Поток у него был огромен и тих. Не такой, как то, что считает в глубине, — но из той же породы тишины.
Он понял, что я его прочёл. Поток дрогнул и закрылся — гладко, без щелчка, будто притворили хорошо пригнанную дверь. И тогда он сделал единственное, что сделал за всё это время. Чуть склонил голову — вежливо, безо всякой угрозы.
Так не кланяются врагу. Так кланяются равному, которого заметили и приняли к сведению. И этот поклон напугал меня сильнее, чем напугала бы погоня. За мной не гнались — мне поклонились, спокойно, как кланяются тому, кого увидели и не сочли спешным делом. У него было время. Это я понял в тот миг яснее всего прочего: время было у него, не у меня. Он повернулся и ушёл за гребень, не торопясь. Пустошь за стеной осталась пустой. У моих колен лежал мёртвый заслон, развязанный умелой рукой. Где-то глубоко, на одну долю короче вчерашнего, шёл всё тот же неспешный счёт.
Откуда он взялся надо мной — на это у меня имелся один ответ, и он мне не нравился. Всю эту неделю я трогал чужую работу: бечеву в описи, шов на воротах, пояса, теперь заслон. Мастер чувствует касание на своих швах, как чувствуют волос на коже. Я думал, что читаю тихо. Для него я, похоже, всю неделю шуршал.
Я поднялся не сразу. Ноги держали плохо: за одно это утро во мне переставили слишком много камней, и я не успел осесть на новое место. Я постоял, держась за холодный край кладки, и в последний раз поглядел на мёртвый заслон у воды — на величавый, целый снаружи узор, под которым давно ничего не билось. Кто-то снял его так же спокойно и тщательно, как складывают на ночь работу, которую назавтра продолжат. И я подумал, что меня этот кто-то тоже сейчас унёс с собой в голове — как уносят, приметив на чужом верстаке заготовку: без злобы, для дела, на потом.
От Заводи я бежал так, как не бегал даже от ворот.

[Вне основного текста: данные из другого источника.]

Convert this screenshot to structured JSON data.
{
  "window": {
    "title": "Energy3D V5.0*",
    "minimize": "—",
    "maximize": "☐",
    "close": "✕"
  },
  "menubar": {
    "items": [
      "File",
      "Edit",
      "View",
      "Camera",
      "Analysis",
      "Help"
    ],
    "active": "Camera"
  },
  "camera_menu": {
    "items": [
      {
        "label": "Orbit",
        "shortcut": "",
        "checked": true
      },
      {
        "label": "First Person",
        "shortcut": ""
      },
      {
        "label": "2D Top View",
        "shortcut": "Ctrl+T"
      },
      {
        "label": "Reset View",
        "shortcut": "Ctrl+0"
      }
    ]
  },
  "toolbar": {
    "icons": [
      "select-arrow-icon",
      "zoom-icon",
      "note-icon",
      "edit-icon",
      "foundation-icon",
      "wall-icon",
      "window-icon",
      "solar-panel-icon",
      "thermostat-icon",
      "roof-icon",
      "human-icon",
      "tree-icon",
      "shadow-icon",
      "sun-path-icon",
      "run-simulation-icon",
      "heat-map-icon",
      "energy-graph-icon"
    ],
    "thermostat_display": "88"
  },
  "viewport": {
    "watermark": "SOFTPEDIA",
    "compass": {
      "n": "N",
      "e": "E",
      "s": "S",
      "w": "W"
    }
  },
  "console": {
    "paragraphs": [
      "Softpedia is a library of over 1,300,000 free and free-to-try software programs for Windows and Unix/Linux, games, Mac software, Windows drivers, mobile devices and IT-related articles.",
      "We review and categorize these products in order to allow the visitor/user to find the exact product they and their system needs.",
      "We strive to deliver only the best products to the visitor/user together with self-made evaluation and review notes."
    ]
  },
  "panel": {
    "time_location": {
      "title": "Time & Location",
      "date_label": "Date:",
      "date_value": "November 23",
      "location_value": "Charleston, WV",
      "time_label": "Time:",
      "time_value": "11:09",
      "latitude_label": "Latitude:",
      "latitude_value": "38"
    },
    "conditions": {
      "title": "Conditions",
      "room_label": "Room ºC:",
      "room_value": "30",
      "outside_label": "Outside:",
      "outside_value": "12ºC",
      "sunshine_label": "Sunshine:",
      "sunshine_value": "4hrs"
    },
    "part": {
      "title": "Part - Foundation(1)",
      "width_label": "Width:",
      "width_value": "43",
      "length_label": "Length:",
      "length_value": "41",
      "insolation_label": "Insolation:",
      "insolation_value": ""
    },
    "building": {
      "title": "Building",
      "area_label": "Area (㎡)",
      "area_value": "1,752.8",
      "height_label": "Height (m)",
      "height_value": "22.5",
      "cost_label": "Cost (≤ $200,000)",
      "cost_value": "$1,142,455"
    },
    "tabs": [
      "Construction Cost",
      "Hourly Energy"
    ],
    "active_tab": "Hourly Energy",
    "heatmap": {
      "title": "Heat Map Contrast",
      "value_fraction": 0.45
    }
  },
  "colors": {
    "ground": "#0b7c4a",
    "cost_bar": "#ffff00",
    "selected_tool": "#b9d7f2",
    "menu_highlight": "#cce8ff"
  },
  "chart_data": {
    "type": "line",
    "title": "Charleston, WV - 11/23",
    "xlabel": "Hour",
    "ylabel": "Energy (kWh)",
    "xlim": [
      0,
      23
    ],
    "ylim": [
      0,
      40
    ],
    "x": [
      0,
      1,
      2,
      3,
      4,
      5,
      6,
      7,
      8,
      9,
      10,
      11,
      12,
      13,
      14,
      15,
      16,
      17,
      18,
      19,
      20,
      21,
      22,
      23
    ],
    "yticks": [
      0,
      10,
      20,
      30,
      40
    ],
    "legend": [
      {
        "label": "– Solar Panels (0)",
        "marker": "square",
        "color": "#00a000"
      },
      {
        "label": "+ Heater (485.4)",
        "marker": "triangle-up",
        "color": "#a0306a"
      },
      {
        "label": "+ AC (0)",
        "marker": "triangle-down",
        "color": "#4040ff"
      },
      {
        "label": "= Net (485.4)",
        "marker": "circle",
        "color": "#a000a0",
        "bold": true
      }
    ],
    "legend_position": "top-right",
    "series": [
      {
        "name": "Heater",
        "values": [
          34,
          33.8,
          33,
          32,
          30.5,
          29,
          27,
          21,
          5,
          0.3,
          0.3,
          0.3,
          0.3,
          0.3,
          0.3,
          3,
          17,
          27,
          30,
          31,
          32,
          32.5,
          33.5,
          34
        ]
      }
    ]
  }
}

Я бежал через город, который за один день перестал быть прежним. Раньше Кальдер был мне домом — тесным, бедным, своим. Теперь я читал его поневоле, краем того же проклятого зрения, и видел голоту: мёртвые пояса под мостовой, скорлупу обороны, за которой давно пусто. Навстречу шла торговка с корзиной; я задел её плечом, она выругалась мне вслед. Водонос пролил полведра на мостовую. Двое мальчишек гнали палкой обруч по выбоинам и заржали, когда я едва не поскользнулся в луже. Живые, шумные, перепачканные, ничего не знающие. Я бы много отдал, чтобы тоже так пить воду у жёлоба, ругаться на цену соли, смеяться над чужим падением и не знать. Подарка в моём зрении больше не было. Видеть означало одно: быть тем, кому кланяется человек со стены.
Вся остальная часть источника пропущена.